Daily Prompt: Love and Rivers

I learned to love rivers growing up in Washington, D.C. in the 1970s and 1980s. I'd ride my bike to and along the Potomac; the wide slowness of the river through town invited daydreams. Sometimes I paddled the river in a canoe with my brother, father or friends. More recently, my brother and sister-in-law took me stand-up paddling to the Three Sisters rocks upstream from Key Bridge. 

Sacramento, where I live now, holds two rivers. It's not hard to imagine the history that has flowed along the city's namesake through Old Town. The American is wilder and where I go to see white-tailed kites flap and glide as they hunt insects on the wing. 

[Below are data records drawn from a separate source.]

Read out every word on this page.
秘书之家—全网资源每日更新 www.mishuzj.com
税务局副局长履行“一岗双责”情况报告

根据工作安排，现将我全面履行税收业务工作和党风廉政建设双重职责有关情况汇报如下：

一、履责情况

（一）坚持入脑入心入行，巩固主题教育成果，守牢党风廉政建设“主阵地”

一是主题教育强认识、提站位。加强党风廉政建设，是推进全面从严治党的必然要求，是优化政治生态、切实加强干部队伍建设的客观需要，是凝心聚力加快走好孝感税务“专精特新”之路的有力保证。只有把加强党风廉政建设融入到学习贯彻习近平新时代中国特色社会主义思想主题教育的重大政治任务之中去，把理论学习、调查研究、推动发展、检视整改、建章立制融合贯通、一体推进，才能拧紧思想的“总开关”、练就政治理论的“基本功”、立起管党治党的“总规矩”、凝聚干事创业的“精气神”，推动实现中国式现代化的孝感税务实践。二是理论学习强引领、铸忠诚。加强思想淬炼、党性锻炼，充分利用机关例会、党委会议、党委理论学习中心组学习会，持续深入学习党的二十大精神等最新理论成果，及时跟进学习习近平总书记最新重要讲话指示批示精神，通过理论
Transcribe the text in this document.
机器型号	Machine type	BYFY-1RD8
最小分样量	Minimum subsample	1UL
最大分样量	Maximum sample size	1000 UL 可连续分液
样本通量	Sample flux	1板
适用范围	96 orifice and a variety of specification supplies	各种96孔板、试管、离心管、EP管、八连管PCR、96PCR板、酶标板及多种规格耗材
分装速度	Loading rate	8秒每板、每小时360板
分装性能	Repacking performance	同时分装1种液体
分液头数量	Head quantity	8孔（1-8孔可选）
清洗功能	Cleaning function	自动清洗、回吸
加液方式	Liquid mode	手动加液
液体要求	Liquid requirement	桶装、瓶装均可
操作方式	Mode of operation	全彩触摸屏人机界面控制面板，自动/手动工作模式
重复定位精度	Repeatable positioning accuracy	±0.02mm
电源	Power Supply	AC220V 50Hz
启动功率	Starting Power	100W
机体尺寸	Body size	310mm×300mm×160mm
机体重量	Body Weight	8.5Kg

This poem, "Love Poem," seems like a poem about the love among people, and it is. But the poem could not have come into being without having loved rivers first.

Love Poem
 
Love came not too late to appreciate
the step at the back door that says
I’m home. Corners have changed. Before
everything was angles. Now rooms’ edges
dissolve in companionship as embraces wake
up milled wood of the building’s frame,
stir wires that link bulbs and sockets
to a power source way, way up the hill
where a dam seals a river as
landscape’s sacrifice for this feeling.
- Alexa Mergen, poem previously published in Foundling Review

Daily Prompt:  Write a love poem for someone, your own love or another's. Include an element of geography, too.